The steep fall in the tariffs of both wind and solar energy this year should have been cause for rejoicing. In fact the drops have had unexpectedly adverse consequences.
In February this year, the Solar Energy Corporation of India (SECI), an arm of the Ministry of New and Renewable Energy (MNRE) held the country's first ever wind auction for 1,000 MW of projects. The auction saw winning bids of Rs3.46 per unit. Until then, wind tariffs were fixed by the respective power regulators of the eight main wind energy producing states and had varied between Rs4 and Rs6.
Following the auction, the discoms of the windy states all felt that the price set by their power regulators had been too generous. Most have decided they will no longer buy power at the earlier rates. Gujarat has refused to sign pending PPAs of nearly 250 MW. Andhra Pradesh's discoms have sought their power regulators permission to immediately stop buying power at the higher tariff. In Karnataka, the power regulator had set a feed-in tariff of Rs4.50 per unit until October 2018, but has now revised it to Rs3.61 per unit. In end-August, the Tamil Nadu Generation and Distribution Co (TANGEDCO) held its own auction for 500 MW, which saw the winning bid fall further to Rs3.42 per unit.

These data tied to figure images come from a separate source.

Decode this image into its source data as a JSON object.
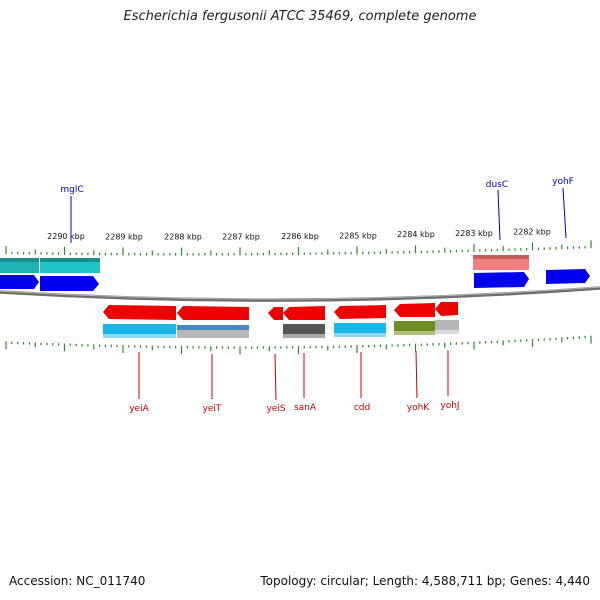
{
  "title": "Escherichia fergusonii ATCC 35469, complete genome",
  "footer": {
    "accession": "Accession: NC_011740",
    "summary": "Topology: circular; Length: 4,588,711 bp; Genes: 4,440"
  },
  "colors": {
    "tick": "#2e8b2e",
    "backbone": "#6f6f6f",
    "forward_label": "#0000bb",
    "reverse_label": "#cc0000"
  },
  "scale_labels": [
    "2290 kbp",
    "2289 kbp",
    "2288 kbp",
    "2287 kbp",
    "2286 kbp",
    "2285 kbp",
    "2284 kbp",
    "2283 kbp",
    "2282 kbp"
  ],
  "forward_gene_labels": [
    "mglC",
    "dusC",
    "yohF"
  ],
  "reverse_gene_labels": [
    "yeiA",
    "yeiT",
    "yeiS",
    "sanA",
    "cdd",
    "yohK",
    "yohJ"
  ]
}
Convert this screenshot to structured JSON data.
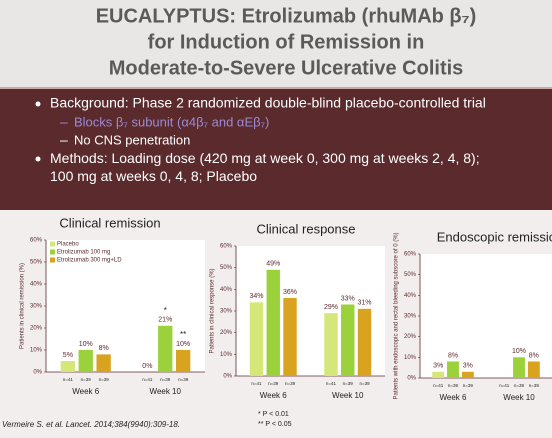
{
  "slide": {
    "title": [
      "EUCALYPTUS: Etrolizumab (rhuMAb β₇)",
      "for Induction of Remission in",
      "Moderate-to-Severe Ulcerative Colitis"
    ],
    "bullets": [
      {
        "text": "Background: Phase 2 randomized double-blind placebo-controlled trial",
        "sub": [
          "Blocks β₇ subunit (α4β₇ and αEβ₇)",
          "No CNS penetration"
        ]
      },
      {
        "text": "Methods: Loading dose (420 mg at week 0, 300 mg at weeks 2, 4, 8); 100 mg at weeks 0, 4, 8; Placebo",
        "sub": []
      }
    ],
    "citation": "Vermeire S. et al. Lancet. 2014;384(9940):309-18.",
    "footnotes": [
      "* P < 0.01",
      "** P < 0.05"
    ]
  },
  "chart_data": [
    {
      "type": "bar",
      "title": "Clinical remission",
      "y_label": "Patients in clinical remission (%)",
      "categories": [
        "Week 6",
        "Week 10"
      ],
      "n_labels": [
        "n=41",
        "n=39",
        "n=39"
      ],
      "legend": true,
      "ylim": [
        0,
        60
      ],
      "yticks": [
        {
          "value": 0,
          "label": "0%"
        },
        {
          "value": 10,
          "label": "10%"
        },
        {
          "value": 20,
          "label": "20%"
        },
        {
          "value": 30,
          "label": "30%"
        },
        {
          "value": 40,
          "label": "40%"
        },
        {
          "value": 50,
          "label": "50%"
        },
        {
          "value": 60,
          "label": "60%"
        }
      ],
      "series": [
        {
          "name": "Placebo",
          "color": "#d6e77a",
          "values": [
            5,
            0
          ],
          "value_labels": [
            "5%",
            "0%"
          ],
          "markers": [
            null,
            null
          ]
        },
        {
          "name": "Etrolizumab 100 mg",
          "color": "#9bd13a",
          "values": [
            10,
            21
          ],
          "value_labels": [
            "10%",
            "21%"
          ],
          "markers": [
            null,
            "*"
          ]
        },
        {
          "name": "Etrolizumab 300 mg+LD",
          "color": "#d9a21f",
          "values": [
            8,
            10
          ],
          "value_labels": [
            "8%",
            "10%"
          ],
          "markers": [
            null,
            "**"
          ]
        }
      ]
    },
    {
      "type": "bar",
      "title": "Clinical response",
      "y_label": "Patients in clinical response (%)",
      "categories": [
        "Week 6",
        "Week 10"
      ],
      "n_labels": [
        "n=41",
        "n=39",
        "n=39"
      ],
      "legend": false,
      "ylim": [
        0,
        60
      ],
      "yticks": [
        {
          "value": 0,
          "label": "0%"
        },
        {
          "value": 10,
          "label": "10%"
        },
        {
          "value": 20,
          "label": "20%"
        },
        {
          "value": 30,
          "label": "30%"
        },
        {
          "value": 40,
          "label": "40%"
        },
        {
          "value": 50,
          "label": "50%"
        },
        {
          "value": 60,
          "label": "60%"
        }
      ],
      "series": [
        {
          "name": "Placebo",
          "color": "#d6e77a",
          "values": [
            34,
            29
          ],
          "value_labels": [
            "34%",
            "29%"
          ],
          "markers": [
            null,
            null
          ]
        },
        {
          "name": "Etrolizumab 100 mg",
          "color": "#9bd13a",
          "values": [
            49,
            33
          ],
          "value_labels": [
            "49%",
            "33%"
          ],
          "markers": [
            null,
            null
          ]
        },
        {
          "name": "Etrolizumab 300 mg+LD",
          "color": "#d9a21f",
          "values": [
            36,
            31
          ],
          "value_labels": [
            "36%",
            "31%"
          ],
          "markers": [
            null,
            null
          ]
        }
      ]
    },
    {
      "type": "bar",
      "title": "Endoscopic remission",
      "y_label": "Patients with endoscopic and rectal bleeding subscore of 0 (%)",
      "categories": [
        "Week 6",
        "Week 10"
      ],
      "n_labels": [
        "n=41",
        "n=39",
        "n=39"
      ],
      "legend": false,
      "ylim": [
        0,
        60
      ],
      "yticks": [
        {
          "value": 0,
          "label": "0%"
        },
        {
          "value": 10,
          "label": "10%"
        },
        {
          "value": 20,
          "label": "20%"
        },
        {
          "value": 30,
          "label": "30%"
        },
        {
          "value": 40,
          "label": "40%"
        },
        {
          "value": 50,
          "label": "50%"
        },
        {
          "value": 60,
          "label": "60%"
        }
      ],
      "series": [
        {
          "name": "Placebo",
          "color": "#d6e77a",
          "values": [
            3,
            0
          ],
          "value_labels": [
            "3%",
            null
          ],
          "markers": [
            null,
            null
          ]
        },
        {
          "name": "Etrolizumab 100 mg",
          "color": "#9bd13a",
          "values": [
            8,
            10
          ],
          "value_labels": [
            "8%",
            "10%"
          ],
          "markers": [
            null,
            null
          ]
        },
        {
          "name": "Etrolizumab 300 mg+LD",
          "color": "#d9a21f",
          "values": [
            3,
            8
          ],
          "value_labels": [
            "3%",
            "8%"
          ],
          "markers": [
            null,
            null
          ]
        }
      ]
    }
  ]
}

This has put a large number of wind projects, either partly completed, or completed but not yet commissioned, in jeopardy. They had all formulated their business plans assuming they would be paid the rates set by the state power regulators and now fear that entire projects might become unviable if they are forced to supply power at the newly discovered tariffs.

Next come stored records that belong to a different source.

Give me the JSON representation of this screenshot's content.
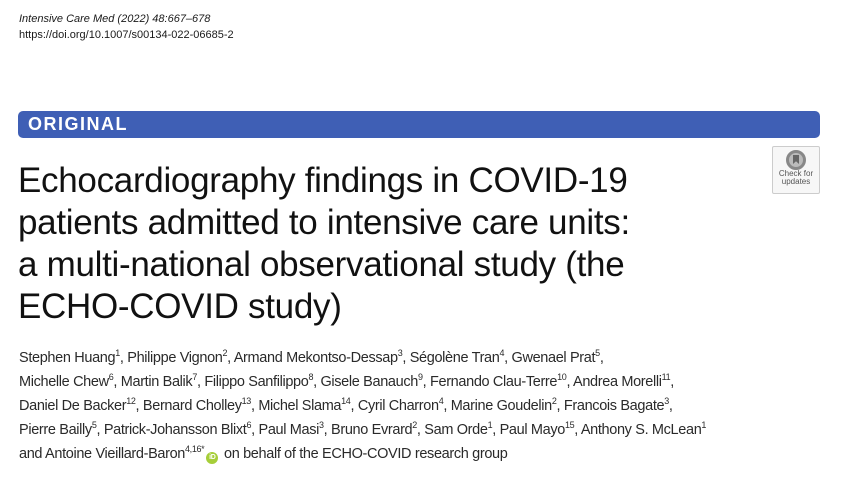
{
  "header": {
    "journal": "Intensive Care Med (2022) 48:667–678",
    "doi": "https://doi.org/10.1007/s00134-022-06685-2"
  },
  "banner": {
    "label": "ORIGINAL",
    "color": "#3f5fb5"
  },
  "check_for_updates": {
    "line1": "Check for",
    "line2": "updates"
  },
  "title_lines": [
    "Echocardiography findings in COVID-19",
    "patients admitted to intensive care units:",
    "a multi-national observational study (the",
    "ECHO-COVID study)"
  ],
  "authors": [
    [
      [
        "Stephen Huang",
        "1",
        ", "
      ],
      [
        "Philippe Vignon",
        "2",
        ", "
      ],
      [
        "Armand Mekontso-Dessap",
        "3",
        ", "
      ],
      [
        "Ségolène Tran",
        "4",
        ", "
      ],
      [
        "Gwenael Prat",
        "5",
        ","
      ]
    ],
    [
      [
        "Michelle Chew",
        "6",
        ", "
      ],
      [
        "Martin Balik",
        "7",
        ", "
      ],
      [
        "Filippo Sanfilippo",
        "8",
        ", "
      ],
      [
        "Gisele Banauch",
        "9",
        ", "
      ],
      [
        "Fernando Clau-Terre",
        "10",
        ", "
      ],
      [
        "Andrea Morelli",
        "11",
        ","
      ]
    ],
    [
      [
        "Daniel De Backer",
        "12",
        ", "
      ],
      [
        "Bernard Cholley",
        "13",
        ", "
      ],
      [
        "Michel Slama",
        "14",
        ", "
      ],
      [
        "Cyril Charron",
        "4",
        ", "
      ],
      [
        "Marine Goudelin",
        "2",
        ", "
      ],
      [
        "Francois Bagate",
        "3",
        ","
      ]
    ],
    [
      [
        "Pierre Bailly",
        "5",
        ", "
      ],
      [
        "Patrick-Johansson Blixt",
        "6",
        ", "
      ],
      [
        "Paul Masi",
        "3",
        ", "
      ],
      [
        "Bruno Evrard",
        "2",
        ", "
      ],
      [
        "Sam Orde",
        "1",
        ", "
      ],
      [
        "Paul Mayo",
        "15",
        ", "
      ],
      [
        "Anthony S. McLean",
        "1",
        ""
      ]
    ]
  ],
  "last_author": {
    "prefix": "and ",
    "name": "Antoine Vieillard-Baron",
    "sup": "4,16*",
    "orcid": "iD",
    "suffix": " on behalf of the ECHO-COVID research group"
  }
}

The developers have appealed to MNRE and Power Minister Piyush Goyal, who responded that in principle he felt states should abide by their commitments.
In the solar segment, auctions have been held regularly in India for a number of years, with tariffs steadily falling. Solar tariffs have dropped 73 per cent since 2010, and particularly in the last two years, with the lowest achieved being Rs2.44 per unit at a SECI auction in May. But bidders were able to offer such bargain prices mainly because the cost of solar modules, most of which are imported from China, had also been falling steeply. Indeed, they had lately begun factoring in an annualised drop of 15-20 per cent in module prices, while quoting tariffs.
But suddenly Chinese module prices have stopped falling. For the last three months, instead of coming down to $0.28 per watt as developers expected, they have remained constant at $0.34. The primary reason for the fall in modules prices was overproduction, but Chinas domestic solar programme has been expanding to absorb it. China has added 35 GW of solar capacity so far this year instead of the 33 GW expected, of which 24 GW was added in just June and July.
At the same time, Indias Directorate General of Anti Dumping (DGAD) in the Ministry of Commerce, has begun investigating a formal complaint from domestic solar manufacturers that Chinese firms were dumping solar equipment on India. If the complaint is found valid and an anti dumping duty imposed, it will further raise module prices and throw the calculations on which developers based their low bids, completely out of gear.